The "abortion pill" moves a woman's choice into the home. Will anti-abortion forces follow?
Sep 29, 2000 | After more than a decade in limbo, the pro-choice community finally received word on Thursday that mifepristone -- now known as Mifeprex and formerly known as RU-486 or the "abortion pill" -- had been approved by the Food and Drug Administration.
"It's a great public health advantage that American women will no longer be deprived of this safe, private alternative to a surgical abortion," said Wendy Chavkin, M.D., MPH, professor of public health and OB/GYN at Columbia University Medical School. "An earlier abortion is a safer abortion, which makes it a boon for women's health. And obviously, it will improve women's experiences dramatically if they no longer have to run a gantlet of harassment to end their pregnancy, which is what happens in many parts of the country."
Mifeprix can be taken within 49 days of the beginning of a woman's last menstrual period to terminate an early pregnancy. Long available in France, the United Kingdom and Sweden among other countries, Mifeprix blocks the hormone progesterone that is needed for a pregnancy to be carried to term, then causes uterine contractions, terminating a pregnancy in its early days.

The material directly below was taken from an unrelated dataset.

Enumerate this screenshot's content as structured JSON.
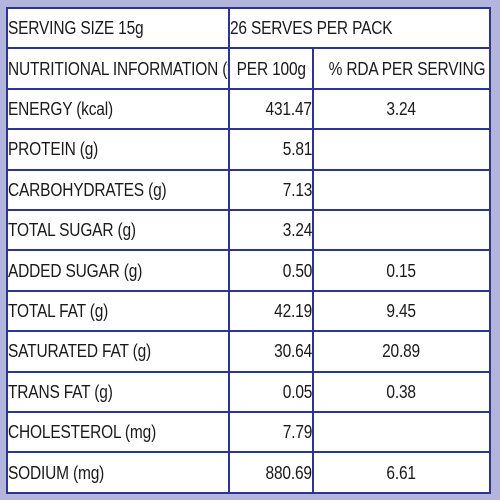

Women can take the medication in the privacy and comfort of their own homes (all the while under doctor's supervision). This change -- the fact that women can be in their own beds or on the couch rather than in a clinic or even a doctor's office -- is a watershed that will surely bring about a dramatic change in the landscape of abortion rights in this country.

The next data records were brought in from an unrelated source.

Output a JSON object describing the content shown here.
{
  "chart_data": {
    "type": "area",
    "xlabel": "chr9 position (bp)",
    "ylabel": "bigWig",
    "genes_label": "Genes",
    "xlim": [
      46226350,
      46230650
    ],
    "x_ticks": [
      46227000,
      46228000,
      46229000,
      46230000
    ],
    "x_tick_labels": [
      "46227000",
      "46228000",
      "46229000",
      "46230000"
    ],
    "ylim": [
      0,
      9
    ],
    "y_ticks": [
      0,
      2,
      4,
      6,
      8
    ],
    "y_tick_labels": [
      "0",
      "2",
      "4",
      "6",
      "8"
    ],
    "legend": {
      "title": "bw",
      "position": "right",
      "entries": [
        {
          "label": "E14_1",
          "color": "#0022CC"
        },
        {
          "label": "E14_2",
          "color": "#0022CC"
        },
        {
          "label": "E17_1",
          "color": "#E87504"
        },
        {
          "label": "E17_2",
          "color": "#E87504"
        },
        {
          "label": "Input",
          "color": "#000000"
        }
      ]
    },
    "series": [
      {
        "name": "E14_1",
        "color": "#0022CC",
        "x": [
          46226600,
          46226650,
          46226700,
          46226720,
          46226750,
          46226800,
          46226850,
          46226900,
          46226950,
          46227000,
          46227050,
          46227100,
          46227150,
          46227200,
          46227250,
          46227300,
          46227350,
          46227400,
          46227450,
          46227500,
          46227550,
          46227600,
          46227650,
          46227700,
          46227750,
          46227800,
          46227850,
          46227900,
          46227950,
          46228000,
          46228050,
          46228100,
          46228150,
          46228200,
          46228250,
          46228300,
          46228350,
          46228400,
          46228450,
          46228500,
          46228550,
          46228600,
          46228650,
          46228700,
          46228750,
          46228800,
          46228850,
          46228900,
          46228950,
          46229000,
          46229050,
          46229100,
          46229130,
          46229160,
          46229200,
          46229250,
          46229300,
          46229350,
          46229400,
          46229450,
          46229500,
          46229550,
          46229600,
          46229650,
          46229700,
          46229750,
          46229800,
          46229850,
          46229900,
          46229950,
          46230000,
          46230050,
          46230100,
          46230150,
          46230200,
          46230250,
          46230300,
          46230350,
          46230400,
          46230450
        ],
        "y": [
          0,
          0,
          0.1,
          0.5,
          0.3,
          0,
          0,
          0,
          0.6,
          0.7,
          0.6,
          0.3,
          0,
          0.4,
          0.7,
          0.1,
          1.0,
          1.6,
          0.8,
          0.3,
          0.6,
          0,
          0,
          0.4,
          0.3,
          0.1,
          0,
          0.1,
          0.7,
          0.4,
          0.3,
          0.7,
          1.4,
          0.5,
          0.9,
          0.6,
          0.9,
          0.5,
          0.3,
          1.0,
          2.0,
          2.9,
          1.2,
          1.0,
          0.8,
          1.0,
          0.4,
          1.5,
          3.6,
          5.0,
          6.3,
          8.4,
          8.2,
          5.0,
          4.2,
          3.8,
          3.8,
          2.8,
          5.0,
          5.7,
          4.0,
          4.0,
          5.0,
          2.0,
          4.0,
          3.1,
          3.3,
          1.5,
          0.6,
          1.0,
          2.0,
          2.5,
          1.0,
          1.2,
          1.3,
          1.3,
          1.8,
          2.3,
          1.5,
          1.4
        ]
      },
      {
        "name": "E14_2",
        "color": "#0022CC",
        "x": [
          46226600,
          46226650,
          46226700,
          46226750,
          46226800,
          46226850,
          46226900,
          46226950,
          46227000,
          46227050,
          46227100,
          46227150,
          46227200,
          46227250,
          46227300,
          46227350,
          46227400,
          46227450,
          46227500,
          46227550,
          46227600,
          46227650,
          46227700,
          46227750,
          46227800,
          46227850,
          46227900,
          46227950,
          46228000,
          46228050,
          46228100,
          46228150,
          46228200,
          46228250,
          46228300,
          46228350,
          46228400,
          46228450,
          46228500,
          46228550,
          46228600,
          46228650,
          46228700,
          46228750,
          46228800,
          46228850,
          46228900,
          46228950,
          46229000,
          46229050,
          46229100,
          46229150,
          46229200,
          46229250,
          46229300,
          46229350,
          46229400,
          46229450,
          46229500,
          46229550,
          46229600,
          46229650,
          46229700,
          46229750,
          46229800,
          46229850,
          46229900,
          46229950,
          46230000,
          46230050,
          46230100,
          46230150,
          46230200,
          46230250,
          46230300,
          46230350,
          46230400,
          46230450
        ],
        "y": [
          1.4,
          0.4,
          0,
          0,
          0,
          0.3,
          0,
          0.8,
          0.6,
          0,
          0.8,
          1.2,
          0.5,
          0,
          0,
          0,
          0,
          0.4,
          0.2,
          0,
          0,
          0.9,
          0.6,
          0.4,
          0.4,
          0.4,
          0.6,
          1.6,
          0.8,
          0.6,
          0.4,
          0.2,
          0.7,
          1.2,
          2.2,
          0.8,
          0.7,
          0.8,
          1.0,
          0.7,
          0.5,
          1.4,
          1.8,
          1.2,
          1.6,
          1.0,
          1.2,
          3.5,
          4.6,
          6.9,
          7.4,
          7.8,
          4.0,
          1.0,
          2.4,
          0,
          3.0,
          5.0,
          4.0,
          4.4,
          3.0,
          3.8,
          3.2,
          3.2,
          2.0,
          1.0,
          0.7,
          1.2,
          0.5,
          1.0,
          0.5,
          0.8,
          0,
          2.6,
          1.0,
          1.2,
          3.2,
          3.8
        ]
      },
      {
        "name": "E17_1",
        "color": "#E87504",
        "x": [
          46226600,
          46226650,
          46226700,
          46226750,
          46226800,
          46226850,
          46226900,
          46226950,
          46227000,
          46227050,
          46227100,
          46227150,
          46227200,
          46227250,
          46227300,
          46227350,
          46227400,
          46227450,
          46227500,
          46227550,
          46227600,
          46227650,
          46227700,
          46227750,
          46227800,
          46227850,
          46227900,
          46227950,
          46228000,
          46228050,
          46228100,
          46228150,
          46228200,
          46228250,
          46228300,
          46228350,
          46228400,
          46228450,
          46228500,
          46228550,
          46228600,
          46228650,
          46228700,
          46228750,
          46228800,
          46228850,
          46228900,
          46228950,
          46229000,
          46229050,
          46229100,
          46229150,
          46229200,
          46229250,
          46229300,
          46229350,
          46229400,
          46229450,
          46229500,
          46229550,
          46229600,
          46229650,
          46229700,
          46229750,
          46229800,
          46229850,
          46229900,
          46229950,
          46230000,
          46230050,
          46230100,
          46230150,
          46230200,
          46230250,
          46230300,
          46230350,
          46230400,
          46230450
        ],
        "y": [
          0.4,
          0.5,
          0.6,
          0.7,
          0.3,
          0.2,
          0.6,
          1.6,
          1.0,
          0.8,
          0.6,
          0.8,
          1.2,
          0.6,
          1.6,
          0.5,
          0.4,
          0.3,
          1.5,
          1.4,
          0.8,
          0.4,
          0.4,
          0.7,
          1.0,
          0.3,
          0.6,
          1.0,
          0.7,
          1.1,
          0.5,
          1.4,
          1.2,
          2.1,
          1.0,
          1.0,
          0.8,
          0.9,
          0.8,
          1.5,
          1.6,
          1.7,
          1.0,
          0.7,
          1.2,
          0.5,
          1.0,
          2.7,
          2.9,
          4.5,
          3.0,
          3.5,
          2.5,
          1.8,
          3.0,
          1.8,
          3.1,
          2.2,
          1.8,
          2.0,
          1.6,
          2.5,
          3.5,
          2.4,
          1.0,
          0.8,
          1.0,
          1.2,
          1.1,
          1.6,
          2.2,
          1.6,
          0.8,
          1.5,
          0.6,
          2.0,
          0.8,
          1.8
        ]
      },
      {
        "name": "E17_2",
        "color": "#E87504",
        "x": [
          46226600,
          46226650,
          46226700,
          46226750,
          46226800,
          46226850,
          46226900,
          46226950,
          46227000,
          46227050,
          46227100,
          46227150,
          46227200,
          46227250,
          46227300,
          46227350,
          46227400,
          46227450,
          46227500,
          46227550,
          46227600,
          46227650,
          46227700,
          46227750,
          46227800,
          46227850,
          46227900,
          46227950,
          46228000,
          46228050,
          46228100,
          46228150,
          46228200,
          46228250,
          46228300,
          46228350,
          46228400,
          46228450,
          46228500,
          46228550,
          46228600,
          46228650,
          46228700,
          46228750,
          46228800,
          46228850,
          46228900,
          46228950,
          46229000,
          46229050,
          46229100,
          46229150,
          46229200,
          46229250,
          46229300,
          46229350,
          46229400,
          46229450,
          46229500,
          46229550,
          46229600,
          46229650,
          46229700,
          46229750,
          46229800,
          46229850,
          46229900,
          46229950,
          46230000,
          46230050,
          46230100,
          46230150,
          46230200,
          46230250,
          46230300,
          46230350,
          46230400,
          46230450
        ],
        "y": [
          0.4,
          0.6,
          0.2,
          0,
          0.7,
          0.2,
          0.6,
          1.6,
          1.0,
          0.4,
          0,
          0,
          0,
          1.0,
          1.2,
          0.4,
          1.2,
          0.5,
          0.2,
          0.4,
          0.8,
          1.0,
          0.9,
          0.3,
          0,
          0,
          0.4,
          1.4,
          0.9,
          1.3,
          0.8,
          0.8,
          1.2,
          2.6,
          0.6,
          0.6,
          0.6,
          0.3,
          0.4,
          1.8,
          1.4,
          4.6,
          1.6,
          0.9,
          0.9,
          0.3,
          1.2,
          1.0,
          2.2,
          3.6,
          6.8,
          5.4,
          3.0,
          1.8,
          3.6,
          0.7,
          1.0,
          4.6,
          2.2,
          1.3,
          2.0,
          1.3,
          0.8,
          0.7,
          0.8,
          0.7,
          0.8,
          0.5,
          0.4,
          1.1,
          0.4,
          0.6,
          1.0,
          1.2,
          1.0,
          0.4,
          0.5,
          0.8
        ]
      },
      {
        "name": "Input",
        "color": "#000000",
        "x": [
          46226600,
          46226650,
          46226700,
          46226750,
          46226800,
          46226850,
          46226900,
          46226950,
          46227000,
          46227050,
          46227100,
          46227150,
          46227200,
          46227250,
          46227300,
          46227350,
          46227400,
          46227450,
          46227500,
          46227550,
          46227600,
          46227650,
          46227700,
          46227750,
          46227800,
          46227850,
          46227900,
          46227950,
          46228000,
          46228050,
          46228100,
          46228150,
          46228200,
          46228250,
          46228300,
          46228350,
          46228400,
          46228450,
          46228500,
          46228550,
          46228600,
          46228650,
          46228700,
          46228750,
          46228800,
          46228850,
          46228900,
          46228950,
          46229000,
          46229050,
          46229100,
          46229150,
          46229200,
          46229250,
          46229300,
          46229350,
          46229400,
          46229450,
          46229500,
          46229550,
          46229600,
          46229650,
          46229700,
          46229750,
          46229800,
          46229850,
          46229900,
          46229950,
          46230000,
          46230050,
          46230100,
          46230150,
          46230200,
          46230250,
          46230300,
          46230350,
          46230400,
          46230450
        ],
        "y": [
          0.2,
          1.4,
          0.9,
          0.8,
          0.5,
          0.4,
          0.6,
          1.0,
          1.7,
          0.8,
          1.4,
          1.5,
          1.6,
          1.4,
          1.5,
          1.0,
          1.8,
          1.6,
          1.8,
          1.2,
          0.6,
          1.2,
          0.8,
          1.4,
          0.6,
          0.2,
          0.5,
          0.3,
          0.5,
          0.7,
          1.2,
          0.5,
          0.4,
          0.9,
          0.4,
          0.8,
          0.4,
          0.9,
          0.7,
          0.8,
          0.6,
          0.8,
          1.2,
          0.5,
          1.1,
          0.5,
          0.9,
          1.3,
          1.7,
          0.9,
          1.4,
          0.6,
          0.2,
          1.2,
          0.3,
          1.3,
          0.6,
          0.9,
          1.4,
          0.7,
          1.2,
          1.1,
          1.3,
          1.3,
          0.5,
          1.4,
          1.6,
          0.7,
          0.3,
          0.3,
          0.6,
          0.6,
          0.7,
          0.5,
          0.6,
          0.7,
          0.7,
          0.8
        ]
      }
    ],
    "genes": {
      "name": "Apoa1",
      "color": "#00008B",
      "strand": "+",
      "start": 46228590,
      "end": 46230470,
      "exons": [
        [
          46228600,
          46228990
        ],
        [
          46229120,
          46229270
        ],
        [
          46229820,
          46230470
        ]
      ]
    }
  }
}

The Mifeprix regimen consists of three pills: Two are swallowed on Day 1 of treatment and one is swallowed on Day 3. Women will be required to visit their doctor's offices on Day 1 and Day 3, and again on Day 14, to ensure that the procedure is complete. Studies have shown that 4.5 to 8 percent of women will need surgery or a blood transfusion to complete the procedure. Side effects can include nausea, heavy bleeding and cramping.
Some say that the prolonged treatment with RU-486 -- up to three days -- makes it too inconvenient to displace surgical abortion. But research indicated that privacy is extremely important to those who choose to terminate their pregnancies.
In addition to avoiding the harassment of anti-abortion protesters waving pictures of fetuses, women who use the abortion pill are likely to have more access to a physician who can prescribe Mifeprex than they would to a doctor who would perform a surgical abortion.
Indeed, 31 percent of gynecologists who do not currently perform surgical abortions said they will make RU-486 available to their patients, according to a recent survey from the Kaiser Family Foundation. More notably, while only 5 percent of family practice physicians routinely perform surgical abortions, 31 percent said that they would prescribe the drug to their patients if it were approved by the FDA.